Vier fasen rouwverwerking nabestaanden
Wanneer de patiënt overleden is, krijgen de nabestaanden te maken met een herhaling van de periode van emoties die de stervende doormaakte. Iedere rouwverwerking is anders, maar ook hier is een algemeen patroon zichtbaar.
Vooral de eerste twee jaar zijn heel zwaar: in deze periode maakt men de verdoving na het overlijden, het voorzichtige besef van het verlies en daarna de harde realiteit van het verlies mee.
In de laatste fase van deze periode kan men ook op onbegrip van de omgeving stuiten. Na ongeveer twee jaar kan men het emotioneel aan om nieuwe plannen te gaan maken, maar het opbouwen van een nieuw leven kost ongeveer zeven jaar.
Rouw is verwerkt wanneer iemand over het verlies kan praten zonder al te emotioneel te worden.

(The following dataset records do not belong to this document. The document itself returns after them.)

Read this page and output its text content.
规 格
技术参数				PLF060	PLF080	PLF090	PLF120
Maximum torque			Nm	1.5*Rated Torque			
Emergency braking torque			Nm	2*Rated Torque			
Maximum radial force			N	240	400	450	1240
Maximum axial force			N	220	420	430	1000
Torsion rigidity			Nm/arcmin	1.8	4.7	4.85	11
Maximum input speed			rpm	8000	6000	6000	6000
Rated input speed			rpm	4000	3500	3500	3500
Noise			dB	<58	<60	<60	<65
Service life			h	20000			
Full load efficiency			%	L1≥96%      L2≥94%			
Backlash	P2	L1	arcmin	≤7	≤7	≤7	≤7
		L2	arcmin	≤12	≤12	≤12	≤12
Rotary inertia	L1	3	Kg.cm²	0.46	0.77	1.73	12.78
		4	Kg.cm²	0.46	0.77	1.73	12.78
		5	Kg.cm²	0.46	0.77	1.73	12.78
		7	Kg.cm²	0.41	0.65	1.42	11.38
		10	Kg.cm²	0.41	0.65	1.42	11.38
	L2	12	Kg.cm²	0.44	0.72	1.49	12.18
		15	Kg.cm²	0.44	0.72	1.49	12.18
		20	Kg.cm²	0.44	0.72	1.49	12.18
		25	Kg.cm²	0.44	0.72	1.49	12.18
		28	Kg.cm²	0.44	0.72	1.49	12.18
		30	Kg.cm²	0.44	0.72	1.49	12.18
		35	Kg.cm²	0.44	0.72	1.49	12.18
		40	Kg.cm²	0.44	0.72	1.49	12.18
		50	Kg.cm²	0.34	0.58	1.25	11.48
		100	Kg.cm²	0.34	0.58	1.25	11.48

Rouwverwerking gaat gepaard met rouwsymptomen die van een fysieke, handel technische, emotionele en cognitieve aard kunnen zijn. Hoofdpijn, eetproblemen, schuldgevoel en verwardheid zijn hier voorbeelden van. Rouwenden en zieken hebben in hun rouwverwerking moeite om contact te houden met de buitenwereld. Daarom is het belangrijk om, vooral de eerste twee jaar, afspraken te maken (bijvoorbeeld een bezoekagenda aan te leggen) om zo in contact te blijven.